Moraes libera contato entre Valdemar Costa Neto e Bolsonaro

Moraes revoga medidas cautelares e libera contato entre Valdemar Costa Neto e Bolsonaro; bens apreendidos
Foto: Foto: Bruno Peres/Agência Brasil

BRASIL – O ministro Alexandre de Moraes, do Supremo Tribunal Federal (STF), atendeu a um pedido do presidente do Partido Liberal (PL), Valdemar Costa Neto, e revogou nesta terça-feira (11) a medida que impedia o contato do dirigente partidário com o ex-presidente Jair Bolsonaro. A decisão também liberou a devolução de bens apreendidos pela Polícia Federal (PF), como relógios de luxo das marcas Rolex, Bulgari e Piguet, além de valores em dinheiro.

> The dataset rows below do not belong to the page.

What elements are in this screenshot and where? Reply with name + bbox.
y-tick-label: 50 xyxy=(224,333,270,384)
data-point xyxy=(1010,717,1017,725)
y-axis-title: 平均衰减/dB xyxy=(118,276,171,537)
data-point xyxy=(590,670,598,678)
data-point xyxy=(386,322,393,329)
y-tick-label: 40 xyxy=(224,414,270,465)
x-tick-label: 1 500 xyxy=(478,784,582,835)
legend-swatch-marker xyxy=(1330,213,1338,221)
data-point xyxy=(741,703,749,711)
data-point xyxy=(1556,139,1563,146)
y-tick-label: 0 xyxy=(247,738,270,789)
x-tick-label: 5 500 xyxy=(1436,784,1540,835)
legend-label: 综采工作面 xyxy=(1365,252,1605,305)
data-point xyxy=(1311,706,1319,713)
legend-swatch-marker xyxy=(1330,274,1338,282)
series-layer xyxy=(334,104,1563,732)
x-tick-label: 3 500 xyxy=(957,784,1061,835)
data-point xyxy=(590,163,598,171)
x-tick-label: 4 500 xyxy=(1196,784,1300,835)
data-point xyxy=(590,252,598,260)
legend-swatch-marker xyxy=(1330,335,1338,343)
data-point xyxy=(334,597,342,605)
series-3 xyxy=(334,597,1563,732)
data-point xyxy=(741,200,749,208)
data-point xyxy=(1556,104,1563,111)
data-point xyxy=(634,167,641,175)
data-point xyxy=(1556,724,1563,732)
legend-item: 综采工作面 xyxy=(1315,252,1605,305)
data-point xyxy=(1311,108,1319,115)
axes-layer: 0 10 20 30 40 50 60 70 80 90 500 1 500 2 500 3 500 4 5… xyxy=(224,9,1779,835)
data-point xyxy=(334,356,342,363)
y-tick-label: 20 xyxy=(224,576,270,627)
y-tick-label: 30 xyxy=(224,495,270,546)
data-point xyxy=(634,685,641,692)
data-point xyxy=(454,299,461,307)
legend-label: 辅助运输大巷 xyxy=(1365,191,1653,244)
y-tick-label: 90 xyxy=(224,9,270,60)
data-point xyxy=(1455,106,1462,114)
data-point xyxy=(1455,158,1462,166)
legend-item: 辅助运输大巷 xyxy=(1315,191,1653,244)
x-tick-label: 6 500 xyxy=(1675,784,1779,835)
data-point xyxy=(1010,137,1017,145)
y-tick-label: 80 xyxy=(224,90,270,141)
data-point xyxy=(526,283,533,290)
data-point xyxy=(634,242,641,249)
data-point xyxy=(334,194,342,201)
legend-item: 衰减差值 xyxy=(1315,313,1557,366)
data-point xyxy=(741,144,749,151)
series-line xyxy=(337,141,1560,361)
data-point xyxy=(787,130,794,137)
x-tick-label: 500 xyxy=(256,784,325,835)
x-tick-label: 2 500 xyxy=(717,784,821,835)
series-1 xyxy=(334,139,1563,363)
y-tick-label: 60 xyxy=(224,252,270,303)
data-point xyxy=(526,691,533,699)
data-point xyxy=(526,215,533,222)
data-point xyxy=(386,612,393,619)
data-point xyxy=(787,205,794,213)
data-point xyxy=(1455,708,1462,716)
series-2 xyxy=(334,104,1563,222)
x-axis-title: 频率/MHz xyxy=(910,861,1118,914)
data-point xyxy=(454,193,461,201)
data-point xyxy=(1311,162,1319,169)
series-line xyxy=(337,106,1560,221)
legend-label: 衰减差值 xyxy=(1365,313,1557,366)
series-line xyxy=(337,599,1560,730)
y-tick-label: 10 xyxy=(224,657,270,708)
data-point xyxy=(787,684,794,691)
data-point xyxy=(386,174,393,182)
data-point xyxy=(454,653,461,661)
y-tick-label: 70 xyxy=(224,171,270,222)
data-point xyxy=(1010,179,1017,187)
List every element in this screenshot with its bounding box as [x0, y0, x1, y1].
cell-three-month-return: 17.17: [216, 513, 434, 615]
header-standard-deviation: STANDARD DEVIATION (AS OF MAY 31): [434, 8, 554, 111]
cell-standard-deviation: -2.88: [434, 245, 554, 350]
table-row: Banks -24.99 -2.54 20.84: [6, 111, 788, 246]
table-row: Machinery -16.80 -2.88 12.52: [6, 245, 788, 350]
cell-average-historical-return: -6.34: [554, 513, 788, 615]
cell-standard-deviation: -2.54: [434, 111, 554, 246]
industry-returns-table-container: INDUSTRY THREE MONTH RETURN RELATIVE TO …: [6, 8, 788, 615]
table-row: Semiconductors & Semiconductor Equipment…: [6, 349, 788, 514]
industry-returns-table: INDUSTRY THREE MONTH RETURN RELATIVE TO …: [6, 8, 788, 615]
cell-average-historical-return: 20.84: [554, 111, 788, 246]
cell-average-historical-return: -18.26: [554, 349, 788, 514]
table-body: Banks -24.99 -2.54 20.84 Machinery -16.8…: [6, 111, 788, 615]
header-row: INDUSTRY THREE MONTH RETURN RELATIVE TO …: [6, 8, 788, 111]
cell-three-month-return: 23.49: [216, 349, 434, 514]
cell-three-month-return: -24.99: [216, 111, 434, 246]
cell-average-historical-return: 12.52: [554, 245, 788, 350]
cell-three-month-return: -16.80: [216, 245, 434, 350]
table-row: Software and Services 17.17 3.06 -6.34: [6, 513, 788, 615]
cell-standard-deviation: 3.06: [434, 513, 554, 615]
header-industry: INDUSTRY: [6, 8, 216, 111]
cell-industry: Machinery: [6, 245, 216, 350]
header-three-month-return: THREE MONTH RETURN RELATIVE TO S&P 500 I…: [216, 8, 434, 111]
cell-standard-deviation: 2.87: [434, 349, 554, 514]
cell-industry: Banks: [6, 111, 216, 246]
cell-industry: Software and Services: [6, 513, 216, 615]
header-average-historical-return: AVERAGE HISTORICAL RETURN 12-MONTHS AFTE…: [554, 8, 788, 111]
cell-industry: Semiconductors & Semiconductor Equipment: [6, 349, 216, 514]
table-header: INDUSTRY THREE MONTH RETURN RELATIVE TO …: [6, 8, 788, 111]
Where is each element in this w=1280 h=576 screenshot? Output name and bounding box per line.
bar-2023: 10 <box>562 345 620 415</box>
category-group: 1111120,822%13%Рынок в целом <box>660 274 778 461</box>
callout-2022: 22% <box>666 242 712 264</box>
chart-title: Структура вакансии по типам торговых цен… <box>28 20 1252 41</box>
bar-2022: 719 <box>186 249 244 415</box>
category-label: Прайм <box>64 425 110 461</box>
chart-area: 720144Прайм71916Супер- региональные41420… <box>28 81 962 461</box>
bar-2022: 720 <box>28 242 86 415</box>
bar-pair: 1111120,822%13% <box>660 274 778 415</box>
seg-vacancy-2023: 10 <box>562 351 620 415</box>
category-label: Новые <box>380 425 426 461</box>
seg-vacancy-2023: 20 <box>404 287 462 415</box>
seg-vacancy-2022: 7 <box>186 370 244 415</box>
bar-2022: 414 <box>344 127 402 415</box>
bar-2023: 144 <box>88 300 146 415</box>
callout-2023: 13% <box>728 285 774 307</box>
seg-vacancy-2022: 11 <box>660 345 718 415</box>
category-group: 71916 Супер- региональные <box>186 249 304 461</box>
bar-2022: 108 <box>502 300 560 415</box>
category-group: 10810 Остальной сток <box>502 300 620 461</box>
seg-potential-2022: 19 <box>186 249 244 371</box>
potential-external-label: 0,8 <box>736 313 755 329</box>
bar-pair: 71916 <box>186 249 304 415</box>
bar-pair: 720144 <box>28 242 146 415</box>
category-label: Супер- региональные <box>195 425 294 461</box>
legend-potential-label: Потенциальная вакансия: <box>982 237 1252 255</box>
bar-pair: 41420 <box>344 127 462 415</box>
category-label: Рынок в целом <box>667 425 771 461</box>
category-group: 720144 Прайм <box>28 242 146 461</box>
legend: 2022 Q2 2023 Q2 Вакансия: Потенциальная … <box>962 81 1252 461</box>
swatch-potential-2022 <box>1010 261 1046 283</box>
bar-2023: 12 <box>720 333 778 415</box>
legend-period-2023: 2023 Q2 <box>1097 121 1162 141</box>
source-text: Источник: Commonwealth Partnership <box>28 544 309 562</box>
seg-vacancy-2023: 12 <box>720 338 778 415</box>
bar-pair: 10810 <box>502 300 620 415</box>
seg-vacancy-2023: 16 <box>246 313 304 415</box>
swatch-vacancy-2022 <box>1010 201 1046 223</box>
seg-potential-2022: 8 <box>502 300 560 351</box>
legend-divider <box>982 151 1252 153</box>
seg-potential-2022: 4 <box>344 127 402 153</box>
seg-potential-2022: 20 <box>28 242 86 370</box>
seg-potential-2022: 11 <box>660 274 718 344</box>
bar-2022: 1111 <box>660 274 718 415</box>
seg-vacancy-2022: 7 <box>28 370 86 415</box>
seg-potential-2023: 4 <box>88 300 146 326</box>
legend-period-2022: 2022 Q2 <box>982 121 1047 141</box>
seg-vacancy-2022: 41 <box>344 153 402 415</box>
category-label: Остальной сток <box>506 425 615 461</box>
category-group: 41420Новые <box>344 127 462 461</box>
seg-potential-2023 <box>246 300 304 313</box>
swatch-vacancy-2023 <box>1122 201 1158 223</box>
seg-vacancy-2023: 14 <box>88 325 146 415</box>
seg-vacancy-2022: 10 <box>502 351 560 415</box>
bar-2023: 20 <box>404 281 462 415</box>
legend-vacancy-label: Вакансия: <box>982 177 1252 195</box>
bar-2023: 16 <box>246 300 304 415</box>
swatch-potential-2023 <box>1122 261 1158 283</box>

Moraes é o relator no STF do inquérito que apura uma suposta tentativa de golpe de Estado envolvendo Bolsonaro e aliados. Diferentemente do ex-presidente, Valdemar não foi denunciado pela Procuradoria-Geral da República (PGR) no caso. A proibição de contato entre os dois havia sido determinada pelo ministro em fevereiro de 2024, como parte das medidas cautelares para evitar possíveis interferências nas investigações.

Decisão de Moraes

Na decisão desta terça-feira, Moraes argumentou que, como Valdemar não foi denunciado pela PGR, não há mais motivos para manter as restrições. “Embora o investigado tenha sido indiciado no relatório final apresentado pela autoridade policial, a PGR não denunciou o investigado, razão pela qual, em relação a ele, não estão mais presentes os requisitos necessários à manutenção das medidas cautelares anteriormente impostas”, afirmou o ministro.

Com a revogação das medidas, Valdemar poderá:

  • Manter contato com Jair Bolsonaro e outros investigados no inquérito sobre tentativa de golpe;
  • Receber de volta seu passaporte e viajar para o exterior;
  • Participar de cerimônias e homenagens a militares das Forças Armadas e policiais;
  • Recuperar bens apreendidos pela PF, como relógios de luxo e valores em dinheiro.

Contexto do caso

Valdemar Costa Neto havia sido indiciado pela PF no inquérito que investiga a tentativa de golpe, mas a PGR optou por não denunciá-lo. O dirigente do PL argumentou que, sem a denúncia, não havia mais fundamento para manter as medidas cautelares que restringiam seus direitos.

A proibição de contato entre Valdemar e Bolsonaro já havia sido flexibilizada anteriormente. No fim de 2024, o ex-presidente foi autorizado por Moraes a participar do velório e da missa de Sétimo Dia de Leila Caran Costa, mãe de Valdemar, que morreu aos 99 anos. As cerimônias ocorreram em Mogi das Cruzes (SP), cidade natal da família de Valdemar.

Próximos passos

Com a decisão de Moraes, Valdemar recupera sua liberdade de movimento e comunicação, além de ter seus bens devolvidos. A medida é vista como um alívio para o dirigente do PL, que segue atuando na política enquanto o inquérito sobre a tentativa de golpe avança no STF.

O caso contra Bolsonaro e aliados continua em análise, com a PGR já tendo apresentado a denúncia. O desfecho do processo pode ter impactos significativos no cenário político brasileiro, especialmente com a aproximação das eleições de 2026.